Monday, February 07, 2005

Future of Learning

I've hardly been writing about technology these days, instead focusing on how our perceptions about learning are changing. I think technology (especially the web) is at the root of much of this thinking, changing our relationship with information and putting individuals in charge of their learning. There are so many good thought spinning around this concept that I'm barely keeping up. Stephen Harlow tied together a bunch of great posts on the subject, including this article by author Philip Pullman, which is chock full of great ideas about how writing should be learned.
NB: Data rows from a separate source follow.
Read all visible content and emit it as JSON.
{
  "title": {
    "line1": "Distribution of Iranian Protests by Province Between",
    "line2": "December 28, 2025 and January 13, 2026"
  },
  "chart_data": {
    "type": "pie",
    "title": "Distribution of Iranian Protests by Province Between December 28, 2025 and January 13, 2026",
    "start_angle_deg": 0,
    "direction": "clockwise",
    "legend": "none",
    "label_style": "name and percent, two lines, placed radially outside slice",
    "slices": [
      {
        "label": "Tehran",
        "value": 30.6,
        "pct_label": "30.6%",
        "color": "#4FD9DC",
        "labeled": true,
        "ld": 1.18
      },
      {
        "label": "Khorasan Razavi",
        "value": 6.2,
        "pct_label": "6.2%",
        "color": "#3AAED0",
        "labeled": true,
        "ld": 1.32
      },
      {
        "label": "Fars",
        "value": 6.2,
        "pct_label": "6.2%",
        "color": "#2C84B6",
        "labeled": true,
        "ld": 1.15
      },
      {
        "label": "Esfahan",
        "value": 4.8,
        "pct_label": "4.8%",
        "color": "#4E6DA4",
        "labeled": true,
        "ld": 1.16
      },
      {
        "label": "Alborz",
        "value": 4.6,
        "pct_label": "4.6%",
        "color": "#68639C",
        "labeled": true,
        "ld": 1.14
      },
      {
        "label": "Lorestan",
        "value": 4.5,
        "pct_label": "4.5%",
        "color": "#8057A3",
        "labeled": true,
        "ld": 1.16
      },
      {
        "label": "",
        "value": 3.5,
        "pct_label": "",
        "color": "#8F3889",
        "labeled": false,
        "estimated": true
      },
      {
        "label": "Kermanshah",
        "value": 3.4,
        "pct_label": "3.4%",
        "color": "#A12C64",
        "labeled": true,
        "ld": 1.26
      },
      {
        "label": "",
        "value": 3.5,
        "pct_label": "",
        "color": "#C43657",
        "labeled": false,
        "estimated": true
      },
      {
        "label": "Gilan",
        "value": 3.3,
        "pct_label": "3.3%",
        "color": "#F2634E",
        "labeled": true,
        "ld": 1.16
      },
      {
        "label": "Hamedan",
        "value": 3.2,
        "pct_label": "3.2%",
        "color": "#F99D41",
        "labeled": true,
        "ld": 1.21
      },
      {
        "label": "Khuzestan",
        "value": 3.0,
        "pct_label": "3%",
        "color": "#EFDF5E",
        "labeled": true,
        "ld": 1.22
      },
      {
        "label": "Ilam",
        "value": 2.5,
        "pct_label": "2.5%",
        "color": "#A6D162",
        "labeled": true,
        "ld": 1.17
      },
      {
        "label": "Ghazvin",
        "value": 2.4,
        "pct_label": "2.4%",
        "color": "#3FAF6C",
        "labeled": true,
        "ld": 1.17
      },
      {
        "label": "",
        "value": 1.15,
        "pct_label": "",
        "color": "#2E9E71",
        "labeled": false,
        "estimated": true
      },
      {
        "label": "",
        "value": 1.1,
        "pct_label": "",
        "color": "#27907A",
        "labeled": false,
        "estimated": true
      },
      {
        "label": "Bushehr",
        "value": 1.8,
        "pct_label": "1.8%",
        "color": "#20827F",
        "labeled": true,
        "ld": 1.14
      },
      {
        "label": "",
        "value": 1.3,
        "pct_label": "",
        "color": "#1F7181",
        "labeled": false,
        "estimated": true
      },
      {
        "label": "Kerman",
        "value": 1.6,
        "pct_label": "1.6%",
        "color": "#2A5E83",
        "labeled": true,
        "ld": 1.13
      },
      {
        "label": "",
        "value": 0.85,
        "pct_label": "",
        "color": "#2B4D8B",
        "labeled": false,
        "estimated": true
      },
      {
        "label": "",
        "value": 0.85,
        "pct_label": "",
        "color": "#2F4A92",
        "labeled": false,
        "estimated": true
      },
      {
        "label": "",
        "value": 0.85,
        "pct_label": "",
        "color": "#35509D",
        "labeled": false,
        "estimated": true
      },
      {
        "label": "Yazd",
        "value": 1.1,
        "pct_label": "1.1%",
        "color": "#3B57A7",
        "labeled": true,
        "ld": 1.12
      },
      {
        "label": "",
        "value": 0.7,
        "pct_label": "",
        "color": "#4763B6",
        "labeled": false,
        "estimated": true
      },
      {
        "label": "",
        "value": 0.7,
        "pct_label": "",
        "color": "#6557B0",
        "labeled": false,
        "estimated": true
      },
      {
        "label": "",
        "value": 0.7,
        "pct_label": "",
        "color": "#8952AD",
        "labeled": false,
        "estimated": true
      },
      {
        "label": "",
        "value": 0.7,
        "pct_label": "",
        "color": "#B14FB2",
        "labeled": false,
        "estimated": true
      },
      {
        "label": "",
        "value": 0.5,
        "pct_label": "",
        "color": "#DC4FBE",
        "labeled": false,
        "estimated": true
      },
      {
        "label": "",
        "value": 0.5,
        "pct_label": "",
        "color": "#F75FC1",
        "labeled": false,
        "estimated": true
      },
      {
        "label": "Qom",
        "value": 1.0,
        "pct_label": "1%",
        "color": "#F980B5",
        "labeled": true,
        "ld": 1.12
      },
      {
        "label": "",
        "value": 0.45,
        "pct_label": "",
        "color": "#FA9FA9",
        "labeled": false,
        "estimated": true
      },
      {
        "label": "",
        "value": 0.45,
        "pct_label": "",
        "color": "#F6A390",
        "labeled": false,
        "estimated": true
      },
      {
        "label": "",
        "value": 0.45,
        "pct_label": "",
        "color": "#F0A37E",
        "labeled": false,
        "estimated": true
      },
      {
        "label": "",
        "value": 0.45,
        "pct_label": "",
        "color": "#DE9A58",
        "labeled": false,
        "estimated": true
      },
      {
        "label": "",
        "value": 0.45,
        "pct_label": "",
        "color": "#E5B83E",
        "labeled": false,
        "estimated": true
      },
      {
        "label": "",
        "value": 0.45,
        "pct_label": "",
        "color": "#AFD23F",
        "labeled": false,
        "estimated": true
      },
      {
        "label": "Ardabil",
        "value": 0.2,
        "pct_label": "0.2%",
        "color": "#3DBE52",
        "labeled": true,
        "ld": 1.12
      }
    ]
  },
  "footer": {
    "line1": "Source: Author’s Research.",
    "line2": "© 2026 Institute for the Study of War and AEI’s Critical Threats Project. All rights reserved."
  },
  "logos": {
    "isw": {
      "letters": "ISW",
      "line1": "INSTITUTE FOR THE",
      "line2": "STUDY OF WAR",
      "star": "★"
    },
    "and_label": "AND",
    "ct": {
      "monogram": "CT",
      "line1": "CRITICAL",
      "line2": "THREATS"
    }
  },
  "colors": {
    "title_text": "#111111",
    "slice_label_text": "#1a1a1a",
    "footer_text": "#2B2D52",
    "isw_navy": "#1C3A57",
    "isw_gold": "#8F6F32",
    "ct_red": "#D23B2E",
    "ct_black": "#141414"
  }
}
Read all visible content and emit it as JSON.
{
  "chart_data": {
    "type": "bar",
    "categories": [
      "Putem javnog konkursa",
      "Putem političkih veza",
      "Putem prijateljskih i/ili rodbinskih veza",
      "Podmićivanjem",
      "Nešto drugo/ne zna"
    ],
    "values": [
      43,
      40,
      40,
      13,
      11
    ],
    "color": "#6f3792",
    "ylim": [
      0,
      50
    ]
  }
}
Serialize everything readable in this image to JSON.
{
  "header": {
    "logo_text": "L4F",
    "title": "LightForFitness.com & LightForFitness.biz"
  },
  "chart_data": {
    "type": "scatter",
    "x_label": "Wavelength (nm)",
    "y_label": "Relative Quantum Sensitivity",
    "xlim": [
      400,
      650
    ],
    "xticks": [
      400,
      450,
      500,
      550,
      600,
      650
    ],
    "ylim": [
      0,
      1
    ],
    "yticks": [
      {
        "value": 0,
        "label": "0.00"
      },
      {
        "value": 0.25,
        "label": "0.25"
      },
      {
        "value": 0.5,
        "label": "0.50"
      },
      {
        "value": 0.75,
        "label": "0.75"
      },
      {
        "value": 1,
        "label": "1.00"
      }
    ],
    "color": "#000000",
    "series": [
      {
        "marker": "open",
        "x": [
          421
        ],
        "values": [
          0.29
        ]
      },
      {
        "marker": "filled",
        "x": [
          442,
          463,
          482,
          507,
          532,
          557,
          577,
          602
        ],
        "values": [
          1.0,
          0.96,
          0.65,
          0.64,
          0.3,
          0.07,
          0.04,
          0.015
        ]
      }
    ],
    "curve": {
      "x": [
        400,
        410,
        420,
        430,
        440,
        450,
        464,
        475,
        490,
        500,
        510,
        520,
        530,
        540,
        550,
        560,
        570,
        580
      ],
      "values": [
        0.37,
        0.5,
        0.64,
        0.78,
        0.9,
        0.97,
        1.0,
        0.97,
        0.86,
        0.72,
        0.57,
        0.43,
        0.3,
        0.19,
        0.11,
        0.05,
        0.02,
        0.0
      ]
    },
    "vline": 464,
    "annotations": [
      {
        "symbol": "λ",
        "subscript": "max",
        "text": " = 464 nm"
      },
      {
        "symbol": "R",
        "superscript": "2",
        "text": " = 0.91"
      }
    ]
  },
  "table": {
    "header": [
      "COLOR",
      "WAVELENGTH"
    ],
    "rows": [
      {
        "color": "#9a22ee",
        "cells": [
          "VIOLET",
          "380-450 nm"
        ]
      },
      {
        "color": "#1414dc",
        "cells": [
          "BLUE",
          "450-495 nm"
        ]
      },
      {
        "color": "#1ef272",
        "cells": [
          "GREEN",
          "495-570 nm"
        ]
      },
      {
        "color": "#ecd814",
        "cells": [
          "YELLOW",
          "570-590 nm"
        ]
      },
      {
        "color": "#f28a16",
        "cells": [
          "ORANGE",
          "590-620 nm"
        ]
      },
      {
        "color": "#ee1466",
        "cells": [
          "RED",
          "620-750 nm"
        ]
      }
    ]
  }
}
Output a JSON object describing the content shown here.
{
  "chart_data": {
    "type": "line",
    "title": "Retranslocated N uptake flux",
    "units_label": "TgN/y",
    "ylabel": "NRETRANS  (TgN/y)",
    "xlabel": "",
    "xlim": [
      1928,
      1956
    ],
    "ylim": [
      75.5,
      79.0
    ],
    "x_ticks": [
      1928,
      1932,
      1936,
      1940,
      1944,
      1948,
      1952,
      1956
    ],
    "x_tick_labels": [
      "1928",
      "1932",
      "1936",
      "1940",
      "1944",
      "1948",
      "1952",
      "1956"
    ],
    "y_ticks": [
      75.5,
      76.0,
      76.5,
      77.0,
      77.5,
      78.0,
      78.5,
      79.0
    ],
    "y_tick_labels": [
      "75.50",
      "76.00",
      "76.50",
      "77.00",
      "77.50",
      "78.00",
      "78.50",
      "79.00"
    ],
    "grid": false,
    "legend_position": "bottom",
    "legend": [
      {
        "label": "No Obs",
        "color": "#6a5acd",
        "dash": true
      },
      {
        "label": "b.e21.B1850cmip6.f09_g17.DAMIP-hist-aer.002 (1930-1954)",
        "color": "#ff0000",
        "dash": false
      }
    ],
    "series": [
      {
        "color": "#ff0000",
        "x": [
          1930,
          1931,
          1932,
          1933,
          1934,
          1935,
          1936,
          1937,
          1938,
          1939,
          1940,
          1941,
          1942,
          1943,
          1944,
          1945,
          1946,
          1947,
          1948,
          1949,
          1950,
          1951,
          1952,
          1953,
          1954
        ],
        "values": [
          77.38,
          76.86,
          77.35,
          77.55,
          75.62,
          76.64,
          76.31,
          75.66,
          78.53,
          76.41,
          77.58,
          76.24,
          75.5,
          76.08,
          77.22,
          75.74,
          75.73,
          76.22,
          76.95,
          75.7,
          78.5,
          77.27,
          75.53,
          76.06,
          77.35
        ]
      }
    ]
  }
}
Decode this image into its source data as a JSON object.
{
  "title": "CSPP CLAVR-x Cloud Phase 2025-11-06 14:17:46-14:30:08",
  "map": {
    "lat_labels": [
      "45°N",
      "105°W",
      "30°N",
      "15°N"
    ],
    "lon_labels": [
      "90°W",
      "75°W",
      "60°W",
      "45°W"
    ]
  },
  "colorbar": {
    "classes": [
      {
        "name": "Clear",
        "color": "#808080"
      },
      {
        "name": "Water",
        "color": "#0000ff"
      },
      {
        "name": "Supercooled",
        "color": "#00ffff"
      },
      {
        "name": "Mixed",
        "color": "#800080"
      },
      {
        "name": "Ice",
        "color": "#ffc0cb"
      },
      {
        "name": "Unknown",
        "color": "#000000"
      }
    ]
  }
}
A sample:
"It's when we do this foolish, time-consuming, romantic, quixotic, childlike thing called play that we are most practical, most useful, and most firmly grounded in reality, because the world itself is the most unlikely of places, and it works in the oddest of ways, and we won't make any sense of it by doing what everybody else has done before us. It's when we fool about with the stuff the world is made of that we make the most valuable discoveries, we create the most lasting beauty, we discover the most profound truths. The youngest children can do it, and the greatest artists, the greatest scientists do it all the time. Everything else is proofreading."
Pat Kane linked to the same article last week and added another quote I liked: "true education flowers at the point when delight falls in love with responsibility". And finally, Will Richardson has been on fire with his thinking about the future of learning, and this post (bouncing off this one) really nails it: Curriculum as Conversation. Pulling the Cluetrain Manifesto's ethos into education is exciting and necessary.

1 comment:

Anonymous said...

Learning has so many forms that we could access free. For instance, we have videos, instructional dvd’s , and through distributed private and public books.